Krishna ayant disparu de leur vue, les bergères se mettent désespérément à le chercher dans la forêt. Elles courent ça et là, interrogeant les arbres, les fleurs et les animaux s’ils auraient vu leur Bien-Aimé. Mais il est nulle part. Alors, pour tenter d’ammenuiser la douleur de l’absence de Krishna, elle se mettent à jouer au jeu de l’imiter. Chacune à leur tour, elles recréent les hauts faits-d’armes de Krishna dans Vrindavan. Ici, une l’imite en train de terrasser un démon envoyé par Kamsa. Une autre fait mine de soulever le mont Govardhana dans le ciel pour protéger les villageois.
Le bras appuyé sur une bergère, une autre disait, tout en marchant : « Krishna, c’est moi, voyez ma démarche gracieuse.», tant son cœur était plein de lui.
Et ainsi de suite... ainsi peuvent-elles sentir sa présence au milieu d'elles. Puis, elles se mettent à lui chanter des louanges, remplies d’amour, de douleur, d’ivresse et de poésie.

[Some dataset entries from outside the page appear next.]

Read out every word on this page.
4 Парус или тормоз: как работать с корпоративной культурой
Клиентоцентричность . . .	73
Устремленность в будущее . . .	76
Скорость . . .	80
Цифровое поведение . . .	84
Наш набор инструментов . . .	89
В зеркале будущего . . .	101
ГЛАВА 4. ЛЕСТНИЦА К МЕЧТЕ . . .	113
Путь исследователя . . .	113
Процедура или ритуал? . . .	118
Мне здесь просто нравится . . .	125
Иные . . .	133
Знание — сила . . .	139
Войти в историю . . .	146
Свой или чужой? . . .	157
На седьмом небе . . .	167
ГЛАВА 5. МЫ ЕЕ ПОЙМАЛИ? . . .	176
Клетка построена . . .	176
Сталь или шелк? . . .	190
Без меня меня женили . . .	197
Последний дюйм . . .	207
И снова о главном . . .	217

Non tu n’es pas le fils de la bergère, tu es Celui qui voit au fond du cœur de tous les êtres. O héros, ô toi qui dissipe les souffrances des habitants du Vraj, montre nous ton visage brillant comme le lis des eaux (...)

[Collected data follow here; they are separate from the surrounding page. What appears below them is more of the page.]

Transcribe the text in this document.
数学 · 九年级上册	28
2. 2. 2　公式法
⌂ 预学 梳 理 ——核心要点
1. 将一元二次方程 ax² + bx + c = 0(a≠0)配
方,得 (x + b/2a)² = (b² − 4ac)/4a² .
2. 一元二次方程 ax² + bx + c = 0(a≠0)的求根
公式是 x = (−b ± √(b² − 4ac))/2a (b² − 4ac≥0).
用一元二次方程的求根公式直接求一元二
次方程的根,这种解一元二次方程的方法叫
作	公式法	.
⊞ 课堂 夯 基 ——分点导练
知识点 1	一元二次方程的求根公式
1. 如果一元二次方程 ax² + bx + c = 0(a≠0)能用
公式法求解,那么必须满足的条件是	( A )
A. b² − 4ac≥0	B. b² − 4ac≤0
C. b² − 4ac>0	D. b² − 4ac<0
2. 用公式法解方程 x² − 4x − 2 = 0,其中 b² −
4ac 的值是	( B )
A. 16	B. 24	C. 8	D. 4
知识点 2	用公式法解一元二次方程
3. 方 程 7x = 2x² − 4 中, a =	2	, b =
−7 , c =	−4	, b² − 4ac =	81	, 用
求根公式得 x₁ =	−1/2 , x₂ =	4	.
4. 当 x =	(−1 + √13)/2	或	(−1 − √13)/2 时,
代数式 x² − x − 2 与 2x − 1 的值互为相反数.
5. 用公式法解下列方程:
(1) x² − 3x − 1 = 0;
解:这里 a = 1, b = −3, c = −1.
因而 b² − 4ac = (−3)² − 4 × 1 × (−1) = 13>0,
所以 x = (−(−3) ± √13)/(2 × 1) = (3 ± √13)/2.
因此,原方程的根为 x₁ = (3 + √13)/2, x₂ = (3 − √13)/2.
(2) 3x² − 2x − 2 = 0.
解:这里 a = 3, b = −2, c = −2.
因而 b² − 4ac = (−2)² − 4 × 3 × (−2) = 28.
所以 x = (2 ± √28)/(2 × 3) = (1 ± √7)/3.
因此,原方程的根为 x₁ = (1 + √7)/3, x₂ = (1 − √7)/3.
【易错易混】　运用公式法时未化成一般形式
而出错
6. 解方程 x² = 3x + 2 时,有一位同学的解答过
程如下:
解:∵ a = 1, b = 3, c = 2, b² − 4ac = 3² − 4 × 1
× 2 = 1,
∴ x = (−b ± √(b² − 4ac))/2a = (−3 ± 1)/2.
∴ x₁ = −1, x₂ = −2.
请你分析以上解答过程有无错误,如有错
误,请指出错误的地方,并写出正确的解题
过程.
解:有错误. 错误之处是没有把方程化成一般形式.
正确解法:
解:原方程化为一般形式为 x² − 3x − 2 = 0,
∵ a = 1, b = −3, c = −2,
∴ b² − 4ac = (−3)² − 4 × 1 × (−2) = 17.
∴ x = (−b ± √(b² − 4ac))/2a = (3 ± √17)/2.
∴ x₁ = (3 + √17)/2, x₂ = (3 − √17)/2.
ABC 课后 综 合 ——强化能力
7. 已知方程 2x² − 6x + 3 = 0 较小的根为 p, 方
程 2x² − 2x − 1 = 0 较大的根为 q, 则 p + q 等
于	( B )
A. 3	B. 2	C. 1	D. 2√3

La douceur de ta voix, la grâce de tes discours qui ravissent les êtres intelligents ont jeté le trouble dans l’âme de tes servantes; rends-nous la vie et la force, ô héros aux yeux de lotus, avec le nectar de tes lèvres.
Ton sourire, ô bien-aimé, ton regard affectueux, tes joyeux ébats, objets bénis de la méditation, tes secrets entretiens qui remuent l’âme dans ses profondeurs, ô perfide, bouleversent toutes nos pensées. (...)
Rien qu’à te montrer, Seigneur, aux habitants du Vraj et des bois, tu dissipes leurs maux et leur prodigues tous les biens; oh! à nous aussi, dont l’âme soupire après toi, donne nous un peu du remède qui tue chez les tiens le mal qui ronge le cœur. (...)
Et alors Krishna réapparaît soudain devant elles, tout souriant. D’un bond, elles se relèvent toutes et se lancent vers lui, remplies du plus grand des bonheurs. Elles l’étreignent, l’embrassent, mouillent ses cheveux de leurs larmes de joie. Alors lui les guide vers une magnifique île au milieu de la Yamuna. Il s’assoit au centre et elles forment une cercle autour de lui, avides de l'entendre.
Les bergères dirent : « Quelques-uns aiment qui les aime; d’autres, qui ne les aime pas; d’autres encore n’aiment ni dans un cas ni dans l’autre. Oh, daigne nous expliquer cela. »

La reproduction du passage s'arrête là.